IT IS AGAINST THE LAW for an employer to discriminate against an employee for seeking benefits as a result of an injury. Sometimes an employer will fire or demote an employee, or just "give the person a hard time" because she or he reported a work injury. This is against the law. Labor Code section 132a says that any employer who discriminates in any manner against an employee because he or she has filed, or made known his or her intention to file a claim for compensation is guilty of a misdemeanor. A criminal action against the employer can proceed. Additionally, if a judge agrees, the employer can be penalized by one half the total compensation paid to the employee but in no event more than $10,000.
If you have questions about your rights under the California workers compensation laws, send the question to my office, Law office of Michael J. Richter, or call a workers compensation attorney in your area or call the State of California Workers' Compensation Information and Assistance bureau in your area. Public Information and Assistance officers are usually overworked, but very willing to help. Polite, courteous behavior on your part will go a long way to helping you get the best help from them.
Please remember that workers compensation attorneys are paid from your settlement. They receive 10 to 15 per cent of your permanent disability award. Some attorneys cannot pay their bills and costs by taking cases worthless than $10,000. Attorneys who do take cases valued under $10,000 usually take great numbers of these cases and usually delegate most of the communications with clients to their staffs. Please do not take this personally.

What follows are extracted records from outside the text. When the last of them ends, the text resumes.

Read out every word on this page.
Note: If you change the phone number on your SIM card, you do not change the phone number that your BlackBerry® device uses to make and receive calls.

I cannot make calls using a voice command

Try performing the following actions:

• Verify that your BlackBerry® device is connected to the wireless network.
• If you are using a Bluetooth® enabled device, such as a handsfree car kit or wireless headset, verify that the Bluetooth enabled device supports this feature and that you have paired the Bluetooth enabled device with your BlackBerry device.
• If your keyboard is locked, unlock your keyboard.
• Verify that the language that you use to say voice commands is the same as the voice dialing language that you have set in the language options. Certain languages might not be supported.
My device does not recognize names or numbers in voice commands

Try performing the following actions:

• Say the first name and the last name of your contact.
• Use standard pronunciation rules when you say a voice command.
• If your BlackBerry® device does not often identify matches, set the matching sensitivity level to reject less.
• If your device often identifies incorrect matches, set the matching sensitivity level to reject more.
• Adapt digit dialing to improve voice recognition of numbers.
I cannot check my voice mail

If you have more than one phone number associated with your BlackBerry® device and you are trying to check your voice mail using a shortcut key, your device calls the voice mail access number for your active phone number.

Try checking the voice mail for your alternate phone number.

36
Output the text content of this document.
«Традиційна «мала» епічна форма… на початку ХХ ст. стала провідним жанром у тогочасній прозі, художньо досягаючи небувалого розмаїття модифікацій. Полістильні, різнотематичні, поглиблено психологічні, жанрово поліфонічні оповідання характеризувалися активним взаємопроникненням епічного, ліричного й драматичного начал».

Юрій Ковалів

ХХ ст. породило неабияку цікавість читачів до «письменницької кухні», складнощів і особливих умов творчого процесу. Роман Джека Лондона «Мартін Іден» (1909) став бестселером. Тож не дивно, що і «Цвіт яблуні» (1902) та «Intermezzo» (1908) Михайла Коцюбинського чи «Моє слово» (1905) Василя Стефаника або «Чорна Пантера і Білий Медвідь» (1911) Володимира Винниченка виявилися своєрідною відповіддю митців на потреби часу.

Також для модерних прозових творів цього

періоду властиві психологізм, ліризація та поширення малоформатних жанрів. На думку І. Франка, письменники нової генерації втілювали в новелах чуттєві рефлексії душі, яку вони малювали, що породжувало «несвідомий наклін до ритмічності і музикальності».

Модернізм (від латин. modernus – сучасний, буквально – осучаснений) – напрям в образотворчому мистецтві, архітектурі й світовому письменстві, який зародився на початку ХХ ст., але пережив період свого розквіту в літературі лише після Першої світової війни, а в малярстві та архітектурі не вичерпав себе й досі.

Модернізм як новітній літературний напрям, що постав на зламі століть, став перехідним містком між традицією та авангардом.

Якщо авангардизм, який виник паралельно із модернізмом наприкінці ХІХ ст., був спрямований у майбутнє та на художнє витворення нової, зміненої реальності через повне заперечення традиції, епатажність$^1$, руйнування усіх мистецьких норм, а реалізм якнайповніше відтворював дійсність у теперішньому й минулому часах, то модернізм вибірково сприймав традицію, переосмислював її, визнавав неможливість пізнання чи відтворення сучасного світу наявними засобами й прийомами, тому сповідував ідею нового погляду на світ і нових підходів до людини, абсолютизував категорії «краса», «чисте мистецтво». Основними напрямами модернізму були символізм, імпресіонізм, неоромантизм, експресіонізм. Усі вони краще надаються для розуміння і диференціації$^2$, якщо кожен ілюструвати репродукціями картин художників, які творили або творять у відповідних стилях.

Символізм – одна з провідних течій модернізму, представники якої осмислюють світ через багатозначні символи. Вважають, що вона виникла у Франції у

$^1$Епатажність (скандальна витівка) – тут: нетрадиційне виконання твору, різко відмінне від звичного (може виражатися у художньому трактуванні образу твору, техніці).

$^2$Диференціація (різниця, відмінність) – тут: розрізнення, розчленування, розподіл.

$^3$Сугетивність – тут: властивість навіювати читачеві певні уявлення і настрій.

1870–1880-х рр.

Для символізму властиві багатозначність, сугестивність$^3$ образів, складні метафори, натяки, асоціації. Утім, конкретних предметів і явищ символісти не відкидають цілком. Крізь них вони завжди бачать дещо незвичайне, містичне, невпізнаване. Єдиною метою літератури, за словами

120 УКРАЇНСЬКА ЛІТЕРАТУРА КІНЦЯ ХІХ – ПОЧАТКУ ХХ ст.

Most staffs are well trained.
You can help yourself by educating yourself about your injury, and about the compensation system. Learn how to treat your injury, what exercises to do to help it heal. Educate yourself about the workers compensation system. The Workers' Compensation Appeals Board in your area usually has informational pamphlets available for the public.
In summary, I have listed a few, "Rules to Live By" in
the compensation system.
1. ALWAYS report your injury, to your supervisor or manager, AS SOON AS POSSIBLE, no matter what. Your employer must know about the injury before you can receive benefits. If you do not report your injury, or your pains, you open yourself to attacks later that the injury did not occur at work, or denial of responsibility for your injury by your employer or its insurance company.
2. Always document discussions with the insurance company. Right after you get off the phone, write a little note to the adjuster, or your supervisor telling them what you understood they said and asking them to correct you if you have the wrong understanding. At the very least, keep a calendar of all your injury related activities and maintain it faithfully.
3. Always tell the truth about where you hurt and how much. Do not exaggerate. Do not minimize. If you have shoulder pain, say you have shoulder pain, do not say you are "fine", even if it "socially acceptable" to do so. If you are hurting, say so. If it hurts your low back to bend down and touch your knees, say it hurts. If you can touch your toes, say you can touch your toes, do not pretend you can only touch your knees.
4. Always tell the truth about prior injuries. If you have had a prior injury and gone to seek medical treatment, the insurance company will find out about it. If you have lied to increase your benefits, you can go to jail for fraud.
5. Be patient.
Being injured is no fun. Dealing with insurance company personnel and your employer after an injury can be difficult, depending on the personalities. Help yourself get through it. Learn about your rights.